What methods enable nonviral delivery of large gene constructs to human tissues?

Nonviral delivery of large gene constructs to human tissues combines physical, chemical, and genetic-engineering strategies to move beyond viral-vector limits while addressing safety and manufacturability concerns. Clinical and preclinical work shows multiple viable avenues, each with tradeoffs for efficiency, persistence, and tissue targeting.
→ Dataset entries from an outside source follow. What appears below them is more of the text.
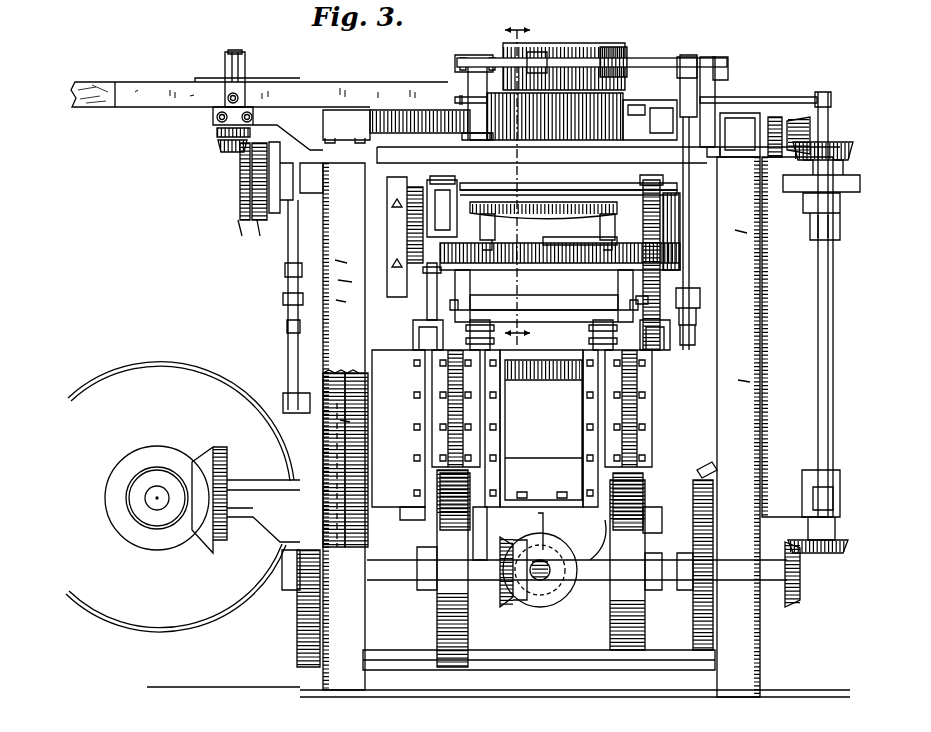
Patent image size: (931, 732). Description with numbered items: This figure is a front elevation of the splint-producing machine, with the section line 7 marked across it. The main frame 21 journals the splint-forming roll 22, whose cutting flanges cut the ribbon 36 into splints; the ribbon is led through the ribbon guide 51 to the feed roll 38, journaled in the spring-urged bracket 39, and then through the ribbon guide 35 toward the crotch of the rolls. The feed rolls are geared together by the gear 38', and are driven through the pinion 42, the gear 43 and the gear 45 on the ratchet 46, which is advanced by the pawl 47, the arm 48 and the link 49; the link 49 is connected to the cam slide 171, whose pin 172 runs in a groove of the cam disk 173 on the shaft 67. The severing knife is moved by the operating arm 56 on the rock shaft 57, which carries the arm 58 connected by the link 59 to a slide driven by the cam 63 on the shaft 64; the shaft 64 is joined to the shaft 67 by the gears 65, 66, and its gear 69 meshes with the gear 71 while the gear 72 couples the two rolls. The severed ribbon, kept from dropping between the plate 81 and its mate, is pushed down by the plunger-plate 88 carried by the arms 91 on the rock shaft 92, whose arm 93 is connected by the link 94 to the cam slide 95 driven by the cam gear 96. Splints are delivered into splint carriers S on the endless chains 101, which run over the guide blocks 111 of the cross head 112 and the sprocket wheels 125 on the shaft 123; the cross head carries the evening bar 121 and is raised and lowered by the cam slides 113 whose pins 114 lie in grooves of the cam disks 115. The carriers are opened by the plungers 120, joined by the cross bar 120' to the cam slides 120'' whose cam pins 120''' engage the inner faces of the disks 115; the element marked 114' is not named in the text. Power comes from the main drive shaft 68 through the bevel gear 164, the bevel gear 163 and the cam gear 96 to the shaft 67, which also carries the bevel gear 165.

The section line 7 is at (517, 183).
The main frame 21 is at (498, 427).
The splint-forming roll 22 is at (593, 133).
The ribbon guide 35 is at (300, 87).
The ribbon 36 is at (97, 101).
The feed roll 38 is at (268, 91).
The gear 38' is at (200, 138).
The bracket 39 is at (221, 78).
The pinion 42 is at (219, 148).
The gear 43 is at (240, 197).
The gear 45 is at (252, 230).
The ratchet 46 is at (262, 232).
The pawl 47 is at (268, 155).
The arm 48 is at (277, 228).
The link 49 is at (288, 341).
The ribbon guide 51 is at (143, 92).
The operating arm 56 is at (478, 90).
The rock shaft 57 is at (455, 97).
The arm 58 is at (829, 118).
The link 59 is at (823, 197).
The cam 63 is at (846, 182).
The shaft 64 is at (813, 357).
The gear 65 is at (828, 556).
The gear 66 is at (793, 600).
The shaft 67 is at (398, 582).
The main drive shaft 68 is at (158, 500).
The gear 69 is at (838, 143).
The gear 71 is at (796, 118).
The gear 72 is at (775, 153).
The plate 81 is at (630, 108).
The plunger-plate 88 is at (573, 50).
The arm 91 is at (537, 50).
The rock shaft 92 is at (668, 60).
The arm 93 is at (686, 60).
The link 94 is at (700, 284).
The cam slide 95 is at (707, 470).
The cam gear 96 is at (693, 630).
The endless chain 101 is at (440, 178).
The guide block 111 is at (413, 187).
The cross head 112 is at (570, 272).
The cam slide 113 is at (415, 518).
The pin 114 is at (438, 451).
The slotted bar 114' is at (613, 456).
The cam disk 115 is at (438, 598).
The plunger 120 is at (530, 292).
The cross bar 120' is at (544, 297).
The cam slide 120'' is at (541, 413).
The cam pin 120''' is at (535, 575).
The evening bar 121 is at (533, 202).
The shaft 123 is at (603, 245).
The sprocket wheel 125 is at (645, 304).
The bevel gear 163 is at (200, 463).
The bevel gear 164 is at (133, 543).
The bevel gear 165 is at (510, 600).
The cam slide 171 is at (323, 410).
The pin 172 is at (330, 478).
The cam disk 173 is at (305, 597).
The splint carrier S is at (557, 188).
Physical and chemical methods

Electroporation and nucleofection apply transient electric fields to open cell membranes, enabling plasmid-sized DNA to enter cells. David B. Weiner at the University of Pennsylvania has long contributed to electroporation-enhanced DNA vaccination, demonstrating clinical-grade delivery to muscle and skin with acceptable safety. Lipid nanoparticles adapted for larger cargos and polymeric carriers such as polyethylenimine can encapsulate big constructs, though formulation chemistry determines delivery efficiency and toxicity. Ultrasound-mediated microbubble methods and focused ultrasound have been used to increase local permeability in tissues such as muscle and brain; Kullervo Hynynen at Sunnybrook Research Institute and the University of Toronto has shown blood–brain barrier modulation enabling macromolecular delivery in animal models.

Transposons and genome integration

Nonviral integration systems like the Sleeping Beauty transposon enable stable insertion of large transgenes when co-delivered with a transposase. Zoltán Ivics at the Max Delbrück Center for Molecular Medicine developed and characterized this system, and clinical translation has been pursued for cell therapies. Laurence Cooper at MD Anderson Cancer Center has advanced Sleeping Beauty-based manufacturing for CAR T cells, demonstrating a pathway to clinical-scale nonviral gene addition. These approaches reduce reliance on viral production but raise integration-site and long-term safety questions that require careful monitoring.

Physical accessibility of the target tissue shapes method choice. Skin and skeletal muscle are relatively amenable to direct injection plus electroporation or biolistics, while hematopoietic and immune cells are typically modified ex vivo and reintroduced, allowing higher-efficiency electroporation or transposon-based editing. The blood–brain barrier and poorly vascularized tissues present persistent challenges that may favor focused ultrasound or implantable devices.

Consequences for patients and health systems include potentially lower manufacturing cost and simpler regulatory paths compared with viral vectors, but also the need for longitudinal surveillance for insertional mutagenesis and immune responses. Cultural and territorial factors influence adoption because the required devices and formulation expertise concentrate in well-resourced centers, shaping access to nonviral gene therapies across regions. Strategic selection of method must balance tissue biology, construct size, durability of expression, and societal priorities for safety and equity.